No data are presently available on the molecular bases involved in the interaction between FU, L and OXA on the expression of CEA.

It reasonable to hypothesize that the increase of CEA mRNA observed after FUL treatment (see Figure 3) is responsible, at least in part, of the enhanced CEA protein levels as shown by the results of Figure 1. This is further supported by previous findings demonstrating that treatment with Actinomycin D, an inhibitor of RNA synthesis, blocked the enhancement of CEA transcript in FU-treated cells [18]. However, the actual biochemical mechanism underlying FU-mediated increase of CEA is entirely unknown. In any case, the hypothesis that selection of CEA positive FU-resistant cells could play a role, does not appear to be easily acceptable. In fact, FU-induced increase of CEA levels was obtained also in C22.20 cell line derived by sub-cloning a clone of HT-29 cells [21], thus indicating that CEA up-regulation is based on biochemical induction rather than selection.

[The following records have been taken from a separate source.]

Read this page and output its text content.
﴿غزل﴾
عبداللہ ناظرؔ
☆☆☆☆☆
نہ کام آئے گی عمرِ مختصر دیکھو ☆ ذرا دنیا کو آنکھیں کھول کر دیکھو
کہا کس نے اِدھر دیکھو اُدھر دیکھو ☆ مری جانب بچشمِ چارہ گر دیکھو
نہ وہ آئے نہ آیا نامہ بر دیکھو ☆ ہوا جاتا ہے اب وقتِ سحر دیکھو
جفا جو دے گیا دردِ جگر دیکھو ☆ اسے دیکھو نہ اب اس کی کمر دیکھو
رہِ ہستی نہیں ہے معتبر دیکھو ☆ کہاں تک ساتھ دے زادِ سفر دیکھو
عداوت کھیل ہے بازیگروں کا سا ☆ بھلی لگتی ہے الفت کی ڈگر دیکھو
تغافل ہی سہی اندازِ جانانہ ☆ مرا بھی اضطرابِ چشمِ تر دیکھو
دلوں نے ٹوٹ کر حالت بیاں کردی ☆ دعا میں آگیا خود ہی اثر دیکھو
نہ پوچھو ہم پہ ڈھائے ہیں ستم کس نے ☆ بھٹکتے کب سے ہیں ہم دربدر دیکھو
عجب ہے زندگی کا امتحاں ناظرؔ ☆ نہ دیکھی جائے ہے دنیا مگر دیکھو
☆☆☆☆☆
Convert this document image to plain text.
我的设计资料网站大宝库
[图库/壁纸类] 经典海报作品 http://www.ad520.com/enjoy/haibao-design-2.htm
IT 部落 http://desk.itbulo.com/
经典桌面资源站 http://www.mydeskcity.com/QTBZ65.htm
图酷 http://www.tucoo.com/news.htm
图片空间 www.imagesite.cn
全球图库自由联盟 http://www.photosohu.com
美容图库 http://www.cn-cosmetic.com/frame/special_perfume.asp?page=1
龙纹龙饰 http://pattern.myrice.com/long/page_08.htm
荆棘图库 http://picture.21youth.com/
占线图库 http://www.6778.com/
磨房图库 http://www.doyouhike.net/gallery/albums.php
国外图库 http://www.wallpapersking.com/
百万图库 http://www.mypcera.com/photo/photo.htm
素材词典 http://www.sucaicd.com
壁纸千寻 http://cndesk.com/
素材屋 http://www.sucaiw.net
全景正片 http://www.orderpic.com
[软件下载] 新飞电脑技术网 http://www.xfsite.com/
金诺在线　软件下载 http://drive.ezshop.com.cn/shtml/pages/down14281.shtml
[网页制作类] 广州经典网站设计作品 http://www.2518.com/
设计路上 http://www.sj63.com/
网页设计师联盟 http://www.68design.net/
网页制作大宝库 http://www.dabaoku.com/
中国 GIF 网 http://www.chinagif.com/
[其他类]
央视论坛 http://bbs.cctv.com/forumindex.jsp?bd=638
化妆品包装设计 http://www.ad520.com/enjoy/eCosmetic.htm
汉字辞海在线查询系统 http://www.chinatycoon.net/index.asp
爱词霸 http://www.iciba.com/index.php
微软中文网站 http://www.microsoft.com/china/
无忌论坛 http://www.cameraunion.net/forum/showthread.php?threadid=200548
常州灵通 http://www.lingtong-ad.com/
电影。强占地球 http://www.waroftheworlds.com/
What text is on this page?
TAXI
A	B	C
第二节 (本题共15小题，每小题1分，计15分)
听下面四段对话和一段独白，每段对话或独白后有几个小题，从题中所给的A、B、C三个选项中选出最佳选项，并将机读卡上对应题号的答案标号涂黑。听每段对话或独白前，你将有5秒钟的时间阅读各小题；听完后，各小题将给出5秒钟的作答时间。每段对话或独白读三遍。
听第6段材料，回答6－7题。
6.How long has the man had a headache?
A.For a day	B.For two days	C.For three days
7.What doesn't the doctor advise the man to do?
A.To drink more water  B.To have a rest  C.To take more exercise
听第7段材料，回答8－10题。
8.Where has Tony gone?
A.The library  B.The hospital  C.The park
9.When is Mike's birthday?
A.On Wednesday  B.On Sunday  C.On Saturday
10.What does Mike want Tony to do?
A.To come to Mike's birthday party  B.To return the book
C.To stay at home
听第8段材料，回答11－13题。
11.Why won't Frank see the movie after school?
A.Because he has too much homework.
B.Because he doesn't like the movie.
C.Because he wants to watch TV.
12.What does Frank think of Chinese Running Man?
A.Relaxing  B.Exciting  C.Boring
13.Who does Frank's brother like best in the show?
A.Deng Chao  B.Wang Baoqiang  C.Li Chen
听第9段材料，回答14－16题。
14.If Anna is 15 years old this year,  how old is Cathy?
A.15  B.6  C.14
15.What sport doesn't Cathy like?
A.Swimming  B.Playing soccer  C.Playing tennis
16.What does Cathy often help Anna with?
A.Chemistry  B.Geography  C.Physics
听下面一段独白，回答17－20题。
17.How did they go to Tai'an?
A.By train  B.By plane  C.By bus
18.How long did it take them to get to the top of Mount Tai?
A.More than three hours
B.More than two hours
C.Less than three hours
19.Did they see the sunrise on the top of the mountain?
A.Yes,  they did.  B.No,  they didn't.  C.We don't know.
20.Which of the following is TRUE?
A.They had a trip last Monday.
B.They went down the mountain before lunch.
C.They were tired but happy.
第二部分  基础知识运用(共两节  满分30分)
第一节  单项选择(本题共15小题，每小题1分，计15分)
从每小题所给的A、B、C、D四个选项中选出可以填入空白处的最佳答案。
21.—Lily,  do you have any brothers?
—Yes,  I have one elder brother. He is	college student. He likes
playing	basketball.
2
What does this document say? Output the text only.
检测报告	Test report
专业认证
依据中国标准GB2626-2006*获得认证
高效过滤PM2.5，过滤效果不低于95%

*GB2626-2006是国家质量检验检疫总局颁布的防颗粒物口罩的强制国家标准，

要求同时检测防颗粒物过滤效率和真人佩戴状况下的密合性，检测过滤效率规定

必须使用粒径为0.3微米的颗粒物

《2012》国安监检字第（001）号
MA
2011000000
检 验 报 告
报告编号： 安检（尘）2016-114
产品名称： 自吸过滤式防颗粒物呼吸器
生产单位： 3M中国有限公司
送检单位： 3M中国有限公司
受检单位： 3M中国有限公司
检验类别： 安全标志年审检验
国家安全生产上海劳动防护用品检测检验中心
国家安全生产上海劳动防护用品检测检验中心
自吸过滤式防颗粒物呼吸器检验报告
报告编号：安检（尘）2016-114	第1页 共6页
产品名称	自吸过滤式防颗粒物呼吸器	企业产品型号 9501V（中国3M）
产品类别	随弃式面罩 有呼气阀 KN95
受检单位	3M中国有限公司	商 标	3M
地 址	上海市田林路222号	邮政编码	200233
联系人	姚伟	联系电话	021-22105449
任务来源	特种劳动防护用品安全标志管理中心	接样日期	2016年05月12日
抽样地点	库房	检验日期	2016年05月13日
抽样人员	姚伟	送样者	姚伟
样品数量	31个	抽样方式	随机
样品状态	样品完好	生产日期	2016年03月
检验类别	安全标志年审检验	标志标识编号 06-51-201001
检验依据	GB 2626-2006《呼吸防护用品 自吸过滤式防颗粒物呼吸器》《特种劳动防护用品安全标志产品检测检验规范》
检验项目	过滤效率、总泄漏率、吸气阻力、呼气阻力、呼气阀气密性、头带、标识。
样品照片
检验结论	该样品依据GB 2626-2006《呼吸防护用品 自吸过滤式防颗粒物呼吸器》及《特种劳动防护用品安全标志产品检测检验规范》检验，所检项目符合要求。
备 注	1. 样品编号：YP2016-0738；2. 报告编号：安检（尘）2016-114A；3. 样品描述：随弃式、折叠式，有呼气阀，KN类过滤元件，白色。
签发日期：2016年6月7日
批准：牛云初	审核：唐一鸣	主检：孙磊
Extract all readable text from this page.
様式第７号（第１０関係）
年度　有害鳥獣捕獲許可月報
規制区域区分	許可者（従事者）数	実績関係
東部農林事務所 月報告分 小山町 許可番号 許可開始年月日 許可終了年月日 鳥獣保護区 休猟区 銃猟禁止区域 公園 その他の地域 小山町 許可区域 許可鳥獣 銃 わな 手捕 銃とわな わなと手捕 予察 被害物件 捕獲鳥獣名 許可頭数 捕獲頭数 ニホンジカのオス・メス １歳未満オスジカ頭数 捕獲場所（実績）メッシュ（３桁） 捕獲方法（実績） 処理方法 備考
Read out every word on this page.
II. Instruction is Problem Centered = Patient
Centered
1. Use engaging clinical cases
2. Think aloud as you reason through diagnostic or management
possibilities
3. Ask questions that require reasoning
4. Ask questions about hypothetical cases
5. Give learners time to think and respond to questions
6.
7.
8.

The role possibly played by drug-induced up-regulation of CEA expression deserves particular attention. Actually, it has been demonstrated that immunogenic peptides, generated by endocellular processing of proteins predominantly located in malignant cells, can be presented in association with HLA molecules to responder host's lymphocytes. In the present model, CEA-DIP has been shown to elicit efficient cell mediated immunity, with generation of HLA-restricted CTL [13, 16]. Moreover, animal studies demonstrated synergistic effects between antitumor chemotherapy and immune responses, even when host's responses are particularly weak [22]. Since drug-induced up-regulation of CEA is followed by consistent increase of CEA-DIP [18], this phenomenon could be exploited for chemo-immunotherapy of CEA-positive neoplastic diseases. Many CEA-based cancer vaccines approaches are currently being evaluated in clinical trials involving patients with malignant diseases of the digestive tract. The preliminary results have shown that it is possible to induce an effective antigen-specific cellular and humoral response [9, 13, 14, 16]. However, so far, no correlation has been demonstrated between immunostimulation and clinical outcome. One of the possible explanations is that CEA is heterogeneously expressed in the tumor. Therefore, some of the neoplastic cells may escape recognition by vaccine-induced CEA-specific CTLs because of reduced expression of target antigen. In the light of this hypothesis, pharmacological intervention able to induce changes of the antigenic-immunogenic profile of tumor cells is of potential clinical interest. We and other authors previously reported that treatment with different compounds (e.g. with fluoropyrimidine, staurosporine, interleukin-6 and interferons) may induce CEA up-regulation [17, 23]. A similar event has also been observed for the expression of class-I HLA molecules [20]. Moreover, CEA expression enhancing agents are able to increase the level of this antigen in various clones expressing different basal level of the marker, including clones expressing only marginal amounts of CEA protein [24].

In conclusion, the rationale to utilize the optimal treatment schedule of the FUL-OXA combination capable of inducing both growth inhibition and CEA up-regulation, appears to be of considerable value, since drug-induced overexpression of the antigen is expected to make tumor cells more susceptible to the cytolytic activity of specific effector lymphocytes.